Home Notícias Brasil Número 3 de Bolsonaro, Eduardo pode ser indicado pelo pai para assumir embaixada nos EUA

Número 3 de Bolsonaro, Eduardo pode ser indicado pelo pai para assumir embaixada nos EUA

Depois de seis meses no cargo de presidente da República, o presidente Jair Bolsonaro (PSL), pode indicar o filho número 03 – exatamente como o pai se refere a ele -, o deputado federal Eduardo Bolsonaro (PSL-SP), a embaixador do Brasil nos Estados Unidos.

O assunto ganhou repercussão nessa quinta-feira (11), quando o presidente disse a jornalistas que ‘é uma possibilidade’. “Está no meu radar, sim, é uma possibilidade”, afirmou.

Formado em direito e escrivão da Polícia Federal de carreira, Eduardo Bolsonaro, que completou 35 anos na quarta-feira (10), não tem grande experiência em relações internacionais, apesar de presidir a Comissão de Relações Exteriores da Câmara dos Deputados.

Na festa que ganhou em seu gabinete na quarta-feira, que teve como tema a decoração de ‘minions’ – que repercutiu na internet pelo fato de os personagens do desenho animado Meu malvado favorito terem inspirado a oposição a apelidar apoiadores do presidente de ‘bolsominions’ -, Eduardo postou uma foto com um quadro com caricaturas que ganhou de um amigo, em que aparece entre o pai e o mandatário dos EUA, Donald Trump.

Instagram/@eduardobolsonaro/Reprodução

De acordo com o jornal El País, foi o filho 03 do presidente que ajudou o pai na escolha do chanceler Ernesto Araújo e também articulou a viagem presidencial aos EUA, em março deste ano, considerada bem sucedida pelo Governo Federal.

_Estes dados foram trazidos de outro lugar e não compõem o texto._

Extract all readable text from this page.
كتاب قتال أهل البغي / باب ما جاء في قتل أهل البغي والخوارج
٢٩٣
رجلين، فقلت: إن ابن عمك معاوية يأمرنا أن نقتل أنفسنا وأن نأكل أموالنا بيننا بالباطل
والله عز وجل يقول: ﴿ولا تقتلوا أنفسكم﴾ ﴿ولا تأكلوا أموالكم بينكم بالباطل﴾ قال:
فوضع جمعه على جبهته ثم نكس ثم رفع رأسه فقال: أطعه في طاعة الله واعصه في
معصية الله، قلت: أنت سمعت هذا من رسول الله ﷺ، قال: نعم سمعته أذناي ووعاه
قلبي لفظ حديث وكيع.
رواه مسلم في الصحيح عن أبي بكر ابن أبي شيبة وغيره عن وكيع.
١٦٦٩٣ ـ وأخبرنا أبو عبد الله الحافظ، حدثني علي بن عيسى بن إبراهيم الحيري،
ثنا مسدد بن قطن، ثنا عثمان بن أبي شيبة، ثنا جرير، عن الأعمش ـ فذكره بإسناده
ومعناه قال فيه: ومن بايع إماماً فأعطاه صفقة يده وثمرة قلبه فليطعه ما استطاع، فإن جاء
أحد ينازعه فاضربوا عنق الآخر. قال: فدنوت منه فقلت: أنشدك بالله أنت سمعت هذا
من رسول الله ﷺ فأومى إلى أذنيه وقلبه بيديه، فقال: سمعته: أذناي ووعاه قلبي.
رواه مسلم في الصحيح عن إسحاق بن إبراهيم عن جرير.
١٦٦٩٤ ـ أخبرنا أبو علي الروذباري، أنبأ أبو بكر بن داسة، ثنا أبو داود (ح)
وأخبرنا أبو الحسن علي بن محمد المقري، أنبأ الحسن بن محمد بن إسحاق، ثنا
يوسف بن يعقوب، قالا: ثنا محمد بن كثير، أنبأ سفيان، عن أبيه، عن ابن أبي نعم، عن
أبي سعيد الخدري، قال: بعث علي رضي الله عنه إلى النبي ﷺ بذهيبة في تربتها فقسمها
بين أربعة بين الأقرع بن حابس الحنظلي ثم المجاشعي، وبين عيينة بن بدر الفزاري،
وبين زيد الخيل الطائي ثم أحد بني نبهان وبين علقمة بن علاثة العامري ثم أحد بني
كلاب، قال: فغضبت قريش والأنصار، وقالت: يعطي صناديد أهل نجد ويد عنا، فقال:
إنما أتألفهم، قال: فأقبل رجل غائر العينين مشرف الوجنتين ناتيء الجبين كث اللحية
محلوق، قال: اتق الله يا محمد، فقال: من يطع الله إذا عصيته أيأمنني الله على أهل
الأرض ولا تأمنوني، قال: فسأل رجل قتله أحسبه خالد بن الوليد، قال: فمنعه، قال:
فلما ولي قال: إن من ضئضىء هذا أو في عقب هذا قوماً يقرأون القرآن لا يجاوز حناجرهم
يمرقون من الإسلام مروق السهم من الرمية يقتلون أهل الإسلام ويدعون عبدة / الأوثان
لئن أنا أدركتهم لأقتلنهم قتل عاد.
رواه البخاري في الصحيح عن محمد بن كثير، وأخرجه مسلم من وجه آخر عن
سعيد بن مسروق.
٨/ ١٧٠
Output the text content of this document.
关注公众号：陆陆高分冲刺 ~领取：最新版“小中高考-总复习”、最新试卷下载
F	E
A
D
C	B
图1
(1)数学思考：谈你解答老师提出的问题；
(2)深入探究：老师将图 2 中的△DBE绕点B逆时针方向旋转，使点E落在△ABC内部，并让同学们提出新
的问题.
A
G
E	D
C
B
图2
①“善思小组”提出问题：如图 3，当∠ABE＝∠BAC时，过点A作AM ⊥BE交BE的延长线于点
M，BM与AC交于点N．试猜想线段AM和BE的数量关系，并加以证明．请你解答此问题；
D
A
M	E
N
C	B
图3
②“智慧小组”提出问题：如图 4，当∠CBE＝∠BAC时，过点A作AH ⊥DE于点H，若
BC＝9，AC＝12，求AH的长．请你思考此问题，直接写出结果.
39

“Ele é amigo dos filhos do Donald Trump, fala inglês e espanhol, tem uma vivência muito grande do mundo. Poderia ser uma pessoa adequada e daria conta do recado perfeitamente”, destacou o presidente.

Nos corredores da Câmara, segundo o El País, Eduardo Bolsonaro primeiro comentou: “Se o presidente falou, tá falado”. Depois emendou: “A missão que o presidente der para mim, vou tentar desempenhar da melhor maneira”. Momentos depois, em entrevista coletiva, amenizou as declarações de Jair, afirmando que ainda precisava conversar com ele e com o chanceler Araújo.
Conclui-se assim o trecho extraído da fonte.